O alerta que vem antes da automutilação
Os atos de automutilação, têm como intenção o alívio de dores emocionais e, em grande parte dos casos, estão associados ao Transtorno de Personalidade Borderline. A automutilação também pode ter como causa o alívio do sentimento de culpa, derivado da noção de pecado e purificação, oriundo das crenças religiosas. Ela pode vir de uma dinâmica familiar desequilibrada, na qual a criança ou o adolescente não se sente protegido e seguro, não conseguindo aprender nesse núcleo primário, entender, viver e expressar seus sentimentos. A automutilação pode estar associada aos valores culturais (consumismo, imediatismo e individualismo), que levam as pessoas a se distanciarem de si mesmas e das demais, a consumir e a querer tudo para ontem.
As pessoas se relacionam com as outras e com o mundo através da tecnologia. Elas se sentem acompanhadas por estarem com seus celulares. O “tête-à-tête” se tornou “démodé”. As relações são mediadas pela tecnologia e cada um está encerrado na própria tribo, levando as pessoas a atitudes e comportamentos não reflexivos, a se movimentar na direção que a moda dita. Distantes de si mesmas e sem saber para onde estão indo, se movimentando como que num estado de hipnose, no qual seguem apenas os comandos de outra pessoa. Mas, como todo aquele que é hipnotizado o é apenas por alguns minutos ou horas e depois acorda, essas pessoas também, num dado momento, serão despertadas pela realidade, sem saber quem são, o que querem, para onde estão indo e o que construíram durante esse tempo. Nesse despertar súbito, a realidade não é gentil, a pessoa se sente perdida, insegura e indigna ou desconhecedora de como buscar o bem-estar e contentamento. Aí o que resta é a automutilação.
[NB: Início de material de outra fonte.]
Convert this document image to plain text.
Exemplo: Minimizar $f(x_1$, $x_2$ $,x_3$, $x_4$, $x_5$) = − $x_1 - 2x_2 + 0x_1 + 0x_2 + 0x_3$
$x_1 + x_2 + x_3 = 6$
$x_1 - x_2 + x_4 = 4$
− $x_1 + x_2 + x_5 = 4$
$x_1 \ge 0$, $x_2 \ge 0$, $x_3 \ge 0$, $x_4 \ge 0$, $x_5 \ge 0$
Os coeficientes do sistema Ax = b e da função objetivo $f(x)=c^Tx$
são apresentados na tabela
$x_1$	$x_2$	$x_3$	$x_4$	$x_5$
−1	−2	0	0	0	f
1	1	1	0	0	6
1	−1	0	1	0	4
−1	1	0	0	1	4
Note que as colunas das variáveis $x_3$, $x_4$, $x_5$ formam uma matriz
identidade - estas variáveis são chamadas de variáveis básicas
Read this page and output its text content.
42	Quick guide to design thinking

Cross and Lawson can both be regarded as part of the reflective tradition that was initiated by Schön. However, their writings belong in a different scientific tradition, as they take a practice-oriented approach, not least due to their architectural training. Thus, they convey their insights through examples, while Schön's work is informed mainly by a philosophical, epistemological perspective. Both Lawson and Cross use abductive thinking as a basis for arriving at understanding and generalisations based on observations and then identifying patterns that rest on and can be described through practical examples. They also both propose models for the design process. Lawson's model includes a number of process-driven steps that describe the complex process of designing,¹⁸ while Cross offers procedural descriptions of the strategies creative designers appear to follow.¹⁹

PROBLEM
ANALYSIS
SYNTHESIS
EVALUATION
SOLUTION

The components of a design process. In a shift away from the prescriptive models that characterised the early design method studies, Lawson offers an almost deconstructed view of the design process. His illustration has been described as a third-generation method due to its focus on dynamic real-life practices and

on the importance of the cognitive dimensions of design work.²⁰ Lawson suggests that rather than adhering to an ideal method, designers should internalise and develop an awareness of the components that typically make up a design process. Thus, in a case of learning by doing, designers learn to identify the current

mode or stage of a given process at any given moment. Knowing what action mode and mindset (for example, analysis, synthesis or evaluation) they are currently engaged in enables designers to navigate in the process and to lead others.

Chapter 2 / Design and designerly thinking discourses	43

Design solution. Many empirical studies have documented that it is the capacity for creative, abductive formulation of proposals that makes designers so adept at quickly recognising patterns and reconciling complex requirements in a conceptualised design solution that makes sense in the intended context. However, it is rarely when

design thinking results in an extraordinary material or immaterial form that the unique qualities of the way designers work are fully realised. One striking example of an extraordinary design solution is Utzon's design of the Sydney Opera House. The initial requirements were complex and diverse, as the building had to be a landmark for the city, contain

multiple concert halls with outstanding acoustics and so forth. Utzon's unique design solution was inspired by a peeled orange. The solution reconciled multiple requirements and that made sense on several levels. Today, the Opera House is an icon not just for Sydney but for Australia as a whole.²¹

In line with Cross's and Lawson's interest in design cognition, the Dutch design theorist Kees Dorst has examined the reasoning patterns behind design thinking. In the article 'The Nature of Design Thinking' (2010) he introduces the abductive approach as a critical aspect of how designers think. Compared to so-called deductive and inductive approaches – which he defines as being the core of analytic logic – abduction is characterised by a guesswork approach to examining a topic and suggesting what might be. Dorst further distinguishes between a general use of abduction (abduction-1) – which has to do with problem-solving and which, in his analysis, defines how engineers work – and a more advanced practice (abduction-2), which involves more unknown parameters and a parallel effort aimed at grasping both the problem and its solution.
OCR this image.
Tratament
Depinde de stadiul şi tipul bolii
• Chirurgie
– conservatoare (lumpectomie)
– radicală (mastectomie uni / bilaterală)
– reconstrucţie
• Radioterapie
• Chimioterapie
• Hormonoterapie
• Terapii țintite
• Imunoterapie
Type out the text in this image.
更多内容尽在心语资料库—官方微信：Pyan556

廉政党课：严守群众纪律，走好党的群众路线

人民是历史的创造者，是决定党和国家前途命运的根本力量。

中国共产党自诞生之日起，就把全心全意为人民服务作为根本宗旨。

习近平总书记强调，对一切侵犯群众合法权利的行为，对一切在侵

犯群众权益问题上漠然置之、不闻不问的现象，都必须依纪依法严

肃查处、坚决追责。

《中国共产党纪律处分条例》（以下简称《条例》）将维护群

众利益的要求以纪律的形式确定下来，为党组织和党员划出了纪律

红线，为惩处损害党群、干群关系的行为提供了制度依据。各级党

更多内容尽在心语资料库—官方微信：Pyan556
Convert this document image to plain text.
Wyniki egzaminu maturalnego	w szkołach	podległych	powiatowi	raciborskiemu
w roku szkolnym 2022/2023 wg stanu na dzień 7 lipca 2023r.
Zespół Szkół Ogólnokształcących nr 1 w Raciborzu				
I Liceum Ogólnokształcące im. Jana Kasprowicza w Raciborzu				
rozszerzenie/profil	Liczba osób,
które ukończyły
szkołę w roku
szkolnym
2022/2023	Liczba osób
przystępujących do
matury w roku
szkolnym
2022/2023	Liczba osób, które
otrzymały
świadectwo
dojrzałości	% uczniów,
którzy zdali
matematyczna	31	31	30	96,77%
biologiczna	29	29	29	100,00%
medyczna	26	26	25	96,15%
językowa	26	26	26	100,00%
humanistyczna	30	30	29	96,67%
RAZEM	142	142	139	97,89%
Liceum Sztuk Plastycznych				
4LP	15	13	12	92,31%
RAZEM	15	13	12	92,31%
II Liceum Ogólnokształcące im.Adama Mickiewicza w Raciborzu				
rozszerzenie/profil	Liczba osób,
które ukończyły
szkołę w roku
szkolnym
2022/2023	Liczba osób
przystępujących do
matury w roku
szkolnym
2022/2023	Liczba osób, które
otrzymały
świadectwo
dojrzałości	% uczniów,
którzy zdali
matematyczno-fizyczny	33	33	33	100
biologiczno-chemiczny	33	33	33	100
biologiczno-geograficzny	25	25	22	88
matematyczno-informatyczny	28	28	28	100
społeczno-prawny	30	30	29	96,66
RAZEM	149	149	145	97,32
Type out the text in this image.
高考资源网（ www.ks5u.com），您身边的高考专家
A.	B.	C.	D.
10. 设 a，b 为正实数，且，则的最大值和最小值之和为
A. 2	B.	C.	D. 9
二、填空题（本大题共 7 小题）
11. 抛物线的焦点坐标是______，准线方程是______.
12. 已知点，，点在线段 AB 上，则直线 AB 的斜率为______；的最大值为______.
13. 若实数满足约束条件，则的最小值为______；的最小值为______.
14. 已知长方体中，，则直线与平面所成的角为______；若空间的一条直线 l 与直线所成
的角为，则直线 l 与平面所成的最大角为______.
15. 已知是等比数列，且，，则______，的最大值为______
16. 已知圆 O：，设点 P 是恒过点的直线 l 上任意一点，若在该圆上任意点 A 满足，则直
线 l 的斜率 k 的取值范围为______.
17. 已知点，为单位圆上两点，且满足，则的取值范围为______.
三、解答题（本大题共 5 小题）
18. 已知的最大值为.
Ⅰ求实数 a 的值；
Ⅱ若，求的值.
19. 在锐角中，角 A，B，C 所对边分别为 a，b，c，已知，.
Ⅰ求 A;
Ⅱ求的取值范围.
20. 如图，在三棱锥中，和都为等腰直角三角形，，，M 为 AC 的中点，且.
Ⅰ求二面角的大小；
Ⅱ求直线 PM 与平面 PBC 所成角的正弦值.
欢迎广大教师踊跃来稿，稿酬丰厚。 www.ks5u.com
Ela também pode se apresentar como uma forma de chamar a atenção, um pedido de socorro ou de visibilidade. É um sintoma psíquico que pode se manifestar por diferentes causas e momentos. Tudo o que diz respeito ao aparato psíquico, ainda se encontra obscuro e é preciso lançar luz. A mente humana é uma esfinge. Ou a deciframos ou somos engolidos por ela.
Sempre que alguém apresentar comportamento diferente do habitual, que implique em afastamento do social, imerso em tristeza “infundada”, desinteressado por atividades que davam prazer, e se machucar com frequência, deve procurar ajuda. É importante recorrer a um psicólogo ou psicanalista ou psiquiatra, a fim de entender e tratar o que está acontecendo e não tentar se esconder atrás de cansaço, tensão e estresse, entre outras justificativas. Todo sintoma psíquico, por um lado, aparece de forma singela e evolui de forma progressiva, por outro, a pessoa tenta escondê-lo e justificá-lo fora da esfera mental. Quando se dá conta, o sintoma já se expandiu o suficiente para obturar o campo existencial e roubar aquilo que o sujeito tem de precioso: se sentir bem dentro da própria pele. A única saída é enfrentar a dificuldade, buscando ajuda profissional, e enfrentar a nós mesmos diante do outro. Ao responder a pergunta socrática “conhece-te a ti mesmo?”, a resposta logo aparece: “não.” Esse é o ponto de partida. Se não me conheço, chegou o momento de ser apresentado a mim mesmo.